Uno siente tristeza por unos ojos que no pueden ver la belleza de sus propios ojos. Una mirada misteriosa que ni el más hábil observador sabría decidir si son sosegados, tristes, alegres,fríos, cálidos, ciegos. Ojos que no me canso de mirar aunque nunca me miren. Ojos que hablan, ojos para ser amados, para besar, para que te besen, para que te rechacen, para que te acojan en sus múltiples formas de colores suaves como una música de orquesta con mucho instrumento de viento. El misterio de unos ojos de mujer enigmática; bellos, muy bellos y que viven con la maldición de no poder apreciar desde la ceguera de la ignorancia su propia belleza.
Ni el espejo, ni la cámara fotográfica saben captar la divinidad de una mirada tan mágica como una pincelada de Velázquez, como un fotograma de Casablanca, como una frase de García Márquez,como ese instante naranja del atardecer en el que se puede escuchar como crece una flor, oír el canto de un pájaro libre en la rama de un árbol, ver nacer a un cervatillo que con piernas tambaleantes da sus primeros pasos.
Ojos frágiles que al día siguiente pueden ser fuertes. Ojos cargados de muchas noches de vasos con hielo que buscan en la cotidianidad del día la luz del sosiego de otros ojos llenos de vida, esos que también derraman lágrimas con los pellizcos del corazón.

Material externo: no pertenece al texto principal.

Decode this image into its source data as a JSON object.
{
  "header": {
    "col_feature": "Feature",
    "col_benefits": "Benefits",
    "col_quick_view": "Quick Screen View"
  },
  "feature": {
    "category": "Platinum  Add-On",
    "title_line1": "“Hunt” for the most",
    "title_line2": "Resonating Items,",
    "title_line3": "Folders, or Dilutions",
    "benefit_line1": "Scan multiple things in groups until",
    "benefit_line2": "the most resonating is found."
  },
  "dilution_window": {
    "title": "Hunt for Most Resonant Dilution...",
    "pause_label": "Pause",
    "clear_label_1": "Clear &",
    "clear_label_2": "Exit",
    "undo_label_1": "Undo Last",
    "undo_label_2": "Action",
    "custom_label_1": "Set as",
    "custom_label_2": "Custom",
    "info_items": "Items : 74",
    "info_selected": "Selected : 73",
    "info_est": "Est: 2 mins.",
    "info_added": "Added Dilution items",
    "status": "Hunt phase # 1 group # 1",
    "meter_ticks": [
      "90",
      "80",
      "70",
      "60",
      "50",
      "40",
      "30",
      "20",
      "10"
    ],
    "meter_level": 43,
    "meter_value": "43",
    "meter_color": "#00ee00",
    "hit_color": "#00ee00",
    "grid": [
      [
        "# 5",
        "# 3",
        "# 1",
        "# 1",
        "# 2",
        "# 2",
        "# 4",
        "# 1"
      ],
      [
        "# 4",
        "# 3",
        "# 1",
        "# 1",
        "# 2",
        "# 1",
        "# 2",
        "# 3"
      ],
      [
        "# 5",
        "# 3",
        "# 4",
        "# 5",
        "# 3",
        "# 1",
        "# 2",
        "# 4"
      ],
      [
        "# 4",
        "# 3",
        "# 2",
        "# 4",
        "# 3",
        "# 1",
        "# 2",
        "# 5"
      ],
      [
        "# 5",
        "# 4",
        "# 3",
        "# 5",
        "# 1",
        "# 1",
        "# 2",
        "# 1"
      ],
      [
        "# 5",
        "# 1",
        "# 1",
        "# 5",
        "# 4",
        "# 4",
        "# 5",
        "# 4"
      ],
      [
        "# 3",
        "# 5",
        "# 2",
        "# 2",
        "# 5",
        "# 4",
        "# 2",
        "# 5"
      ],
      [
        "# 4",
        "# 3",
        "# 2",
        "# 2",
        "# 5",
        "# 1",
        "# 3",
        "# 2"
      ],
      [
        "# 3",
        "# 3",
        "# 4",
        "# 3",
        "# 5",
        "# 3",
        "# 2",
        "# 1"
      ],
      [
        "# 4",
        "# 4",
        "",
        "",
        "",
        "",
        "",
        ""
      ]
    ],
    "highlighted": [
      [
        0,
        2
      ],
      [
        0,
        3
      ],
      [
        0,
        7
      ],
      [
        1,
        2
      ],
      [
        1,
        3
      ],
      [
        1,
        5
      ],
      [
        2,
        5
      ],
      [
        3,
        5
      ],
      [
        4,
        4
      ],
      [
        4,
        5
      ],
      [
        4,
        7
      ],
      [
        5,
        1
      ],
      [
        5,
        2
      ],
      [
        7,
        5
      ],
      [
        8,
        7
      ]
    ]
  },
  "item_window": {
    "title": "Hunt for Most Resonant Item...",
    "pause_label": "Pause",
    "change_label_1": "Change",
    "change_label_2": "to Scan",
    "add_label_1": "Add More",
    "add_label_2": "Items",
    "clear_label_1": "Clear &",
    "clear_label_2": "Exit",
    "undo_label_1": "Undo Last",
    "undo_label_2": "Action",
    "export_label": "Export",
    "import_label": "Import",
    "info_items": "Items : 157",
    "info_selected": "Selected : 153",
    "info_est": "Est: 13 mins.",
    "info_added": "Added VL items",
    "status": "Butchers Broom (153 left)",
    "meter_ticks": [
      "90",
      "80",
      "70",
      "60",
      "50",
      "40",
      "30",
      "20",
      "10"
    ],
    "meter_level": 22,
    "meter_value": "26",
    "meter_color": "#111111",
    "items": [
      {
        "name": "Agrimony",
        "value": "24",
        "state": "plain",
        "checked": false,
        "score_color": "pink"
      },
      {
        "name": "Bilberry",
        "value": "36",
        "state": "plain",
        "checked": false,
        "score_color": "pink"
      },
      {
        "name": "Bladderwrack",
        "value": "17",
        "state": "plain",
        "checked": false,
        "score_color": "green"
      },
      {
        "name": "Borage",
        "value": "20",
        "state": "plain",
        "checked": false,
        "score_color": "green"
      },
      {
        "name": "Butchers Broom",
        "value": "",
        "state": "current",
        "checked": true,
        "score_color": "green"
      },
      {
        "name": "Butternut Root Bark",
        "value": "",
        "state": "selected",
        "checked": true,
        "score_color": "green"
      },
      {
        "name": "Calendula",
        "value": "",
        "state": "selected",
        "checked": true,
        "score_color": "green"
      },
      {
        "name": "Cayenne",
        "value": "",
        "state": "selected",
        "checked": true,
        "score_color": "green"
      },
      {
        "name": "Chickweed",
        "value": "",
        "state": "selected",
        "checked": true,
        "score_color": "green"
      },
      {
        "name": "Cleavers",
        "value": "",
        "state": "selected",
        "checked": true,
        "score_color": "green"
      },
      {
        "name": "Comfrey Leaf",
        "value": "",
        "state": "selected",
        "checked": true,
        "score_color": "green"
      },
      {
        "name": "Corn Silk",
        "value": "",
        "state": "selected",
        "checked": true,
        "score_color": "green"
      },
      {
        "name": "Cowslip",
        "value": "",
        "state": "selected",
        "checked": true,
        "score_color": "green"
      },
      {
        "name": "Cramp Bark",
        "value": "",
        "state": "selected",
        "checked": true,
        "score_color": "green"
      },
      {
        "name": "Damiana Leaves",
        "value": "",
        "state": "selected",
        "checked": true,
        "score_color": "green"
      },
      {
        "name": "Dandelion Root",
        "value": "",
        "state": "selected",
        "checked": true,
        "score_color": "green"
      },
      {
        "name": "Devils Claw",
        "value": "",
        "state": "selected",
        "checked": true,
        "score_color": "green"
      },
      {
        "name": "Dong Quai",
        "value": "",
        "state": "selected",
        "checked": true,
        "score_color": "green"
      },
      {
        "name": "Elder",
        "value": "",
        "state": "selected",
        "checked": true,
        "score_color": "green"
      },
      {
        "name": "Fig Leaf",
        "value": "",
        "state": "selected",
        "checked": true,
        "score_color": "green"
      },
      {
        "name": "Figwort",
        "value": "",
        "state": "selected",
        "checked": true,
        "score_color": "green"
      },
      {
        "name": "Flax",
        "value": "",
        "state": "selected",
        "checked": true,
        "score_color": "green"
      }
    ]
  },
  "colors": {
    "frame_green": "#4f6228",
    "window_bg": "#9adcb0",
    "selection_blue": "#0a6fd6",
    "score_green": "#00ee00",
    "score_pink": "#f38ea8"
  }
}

Fue una mañana de invierno. Fuera hacía frío. Dentro la luz de cinco fluorescentes y el calor del
cuerpo humano. Aquello fue un instante, un momento, ese par de segundo que a uno le hace tocar el cielo. La magia que solo dura un chasquido, un zas, como si de repente se me hubiera quebrado el alma. El hechizo de unos ojos que ya son míos para siempre. Una mirada que desde entonces vive en mi interior y a la que vuelvo todas las noches para combatir la fría soledad del invierno.